Joe Bidens könnte doch noch gewinnen. Begeisterung löst dieser Ausgang der amerikanischen Präsidentschaftswahl auf den deutschen Chefetagen keineswegs aus. »Wir hoffen sehr, dass die Situation in den Vereinigten Staaten nun nicht eskaliert und alle einen kühlen Kopf bewahren«, erklärte der Präsident des Bundesverbandes der Deutschen Industrie (BDI), Dieter Kempf. Eine längere Phase der Unsicherheit würde das Vertrauen der Wirtschaft in die Zukunft beschädigen. Das Verhältnis zu den USA sei in den vergangenen vier Jahren »in schwieriges Fahrwasser« geraten. Nun sollten die Beziehungen wiederbelebt werden. »Kein amerikanischer Präsident sollte übersehen, welch großes Potenzial im transatlantischen Markt steckt.«

Genau dies könnte Biden tun. Unter seiner Präsidentschaft bleiben die USA »grundsätzlich protektionistisch«, ist Jörg Krämer, Chefvolkswirt der Commerzbank, wie viele Beobachter überzeugt. Bidens Formel »Made in All of America« ähnelt tatsächlich Trumps »America First«. So will Biden wie Trump vermeintlich unfaire ausländische Konkurrenz bekämpfen. Gemeint ist vor allem die aus China. Laut Meinungsforschungsinstitut PEW haben mittlerweile 73 Prozent der US-Bürger ein negatives Bild von der Volksrepublik.

Biden möchte die Nachfrage nach US-Produkten mit einer 400 Milliarden Dollar (knapp 340 Milliarden Euro) schweren staatlichen Beschaffungsinitiative stärken. Aufträge soll die Regierung nur an solche Unternehmen vergeben, die überwiegend in den USA produzierte Vorprodukte verwenden. Zudem sollen vermeintlich kritische Wertschöpfungsketten zurückverlagert werden.

Joe Biden war jahrzehntelang Senator von Delaware. Seit einer Reihe von Deregulierungen gilt der Bundesstaat als das beliebteste US-Steuerparadies, in das zahlreiche Finanzunternehmen und Briefkastenfirmen einzogen. Im Gegensatz zur EU setzt Biden nicht auf (zweiseitige) Freihandelsabkommen. Und auch den »Multilateralismus«, also die Zusammenarbeit vieler Staaten, wofür lange die Welthandelsorganisation WTO stand, dürfte Biden blockieren. »Alles in allem sollte sich die De-Globalisierung fortsetzen«, erwartet Krämer, »was für Exportländer wie Deutschland problematisch ist.« Immerhin könnte Bidens Außenhandelspolitik »berechenbarer sein«, hoffen die Chefvolkswirte der Sparkassen-Finanzgruppe. Auch dürfte er seine europäischen Verbündeten respektvoller behandeln und nicht, wie Trump, mit Strafzöllen auf Autos drohen.

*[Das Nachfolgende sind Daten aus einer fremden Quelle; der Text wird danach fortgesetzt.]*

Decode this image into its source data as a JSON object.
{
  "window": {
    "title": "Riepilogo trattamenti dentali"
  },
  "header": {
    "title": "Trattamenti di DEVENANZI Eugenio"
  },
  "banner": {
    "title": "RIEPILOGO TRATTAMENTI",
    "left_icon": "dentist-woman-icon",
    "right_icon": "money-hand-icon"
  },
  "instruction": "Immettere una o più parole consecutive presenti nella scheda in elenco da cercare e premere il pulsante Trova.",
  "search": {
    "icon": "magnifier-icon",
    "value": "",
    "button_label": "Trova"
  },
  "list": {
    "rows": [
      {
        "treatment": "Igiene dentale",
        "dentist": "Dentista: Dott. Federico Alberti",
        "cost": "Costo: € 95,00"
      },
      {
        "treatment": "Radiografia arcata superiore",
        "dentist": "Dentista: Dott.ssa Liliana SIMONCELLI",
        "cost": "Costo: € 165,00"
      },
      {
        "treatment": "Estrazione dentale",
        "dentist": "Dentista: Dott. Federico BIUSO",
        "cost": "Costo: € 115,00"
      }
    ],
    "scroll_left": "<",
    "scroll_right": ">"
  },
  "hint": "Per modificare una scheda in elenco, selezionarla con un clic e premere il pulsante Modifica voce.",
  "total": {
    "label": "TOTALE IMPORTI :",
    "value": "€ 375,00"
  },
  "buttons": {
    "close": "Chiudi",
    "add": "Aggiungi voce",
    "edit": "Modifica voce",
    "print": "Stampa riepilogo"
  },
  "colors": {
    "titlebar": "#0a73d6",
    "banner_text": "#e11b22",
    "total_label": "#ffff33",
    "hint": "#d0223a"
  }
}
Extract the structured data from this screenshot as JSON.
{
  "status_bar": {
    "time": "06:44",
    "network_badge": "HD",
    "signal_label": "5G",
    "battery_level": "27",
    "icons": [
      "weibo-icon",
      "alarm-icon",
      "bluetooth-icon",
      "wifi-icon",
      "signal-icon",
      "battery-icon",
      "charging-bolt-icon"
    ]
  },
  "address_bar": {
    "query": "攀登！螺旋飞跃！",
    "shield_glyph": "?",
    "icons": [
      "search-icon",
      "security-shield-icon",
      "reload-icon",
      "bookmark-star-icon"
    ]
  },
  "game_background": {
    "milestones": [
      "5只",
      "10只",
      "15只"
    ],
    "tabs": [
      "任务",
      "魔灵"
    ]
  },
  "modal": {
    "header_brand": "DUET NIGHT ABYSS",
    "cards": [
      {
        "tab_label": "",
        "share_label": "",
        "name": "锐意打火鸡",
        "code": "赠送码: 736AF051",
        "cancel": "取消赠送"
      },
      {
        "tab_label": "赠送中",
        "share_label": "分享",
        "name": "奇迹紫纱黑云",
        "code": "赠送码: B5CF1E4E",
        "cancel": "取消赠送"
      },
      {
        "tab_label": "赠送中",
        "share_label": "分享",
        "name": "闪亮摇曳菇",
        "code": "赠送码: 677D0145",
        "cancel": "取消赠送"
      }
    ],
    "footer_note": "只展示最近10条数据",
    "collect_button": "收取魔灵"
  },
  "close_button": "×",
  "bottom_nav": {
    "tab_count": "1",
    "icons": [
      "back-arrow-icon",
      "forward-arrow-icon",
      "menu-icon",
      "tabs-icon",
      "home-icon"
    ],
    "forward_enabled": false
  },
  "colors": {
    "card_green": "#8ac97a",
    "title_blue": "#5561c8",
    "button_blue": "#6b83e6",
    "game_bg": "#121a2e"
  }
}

An anderer Stelle könnten die wirtschaftspolitischen Positionen unterschiedlicher kaum sein. Während Trump seinem 2017 eingeleiteten Kurs wohl treu bleiben würde, setzt Biden stark auf staatliche Investitionen sowie einen Ausbau des Sozialstaates. Dazu plant Biden, der von den meisten Gewerkschaften unterstützt wird, Reiche und Unternehmen höher zu besteuern. Der Körperschaftsteuersatz, der unter Trump von 35 auf 21 Prozent gesenkt wurde, soll wieder angehoben werden - allerdings lediglich auf 28 Prozent. Da der moderate Demokrat auch auf linke Wähler setzte, dürfte Biden den versprochenen (kleinen) »Green Deal« bei Energie und Klima versuchen. Eine Mehrheit der Republikaner im Senat könnte Biden nicht allein in diesem Punkt aber einen Strich durch die Rechnung machen.

Präsident Trump hatte in der Kombination mit Deregulierung und höheren Staatsausgaben der US-Wirtschaft jahrelang ein ansehnliches Wachstum von durchschnittlich 2,5 Prozent beschert. Ein Preis für seine Politik ist der hohe staatliche Schuldenberg, der im kommenden Jahr auf über 100 Prozent des Bruttoinlandsproduktes steigen und damit fast so hoch sein wird wie am Ende des Zweiten Weltkrieges. Diese Schuldenlast lässt sich nur finanzieren, wenn die US-Notenbank Fed die Leitzinsen extrem niedrig hält. Das wird die Vermögenspreisinflation bei Aktien und Immobilien weiter anfachen. Wie die Finanzkrise (2007 bis 2009) zeigte, kann diese Blase auch für die Eurozone gefährlich werden.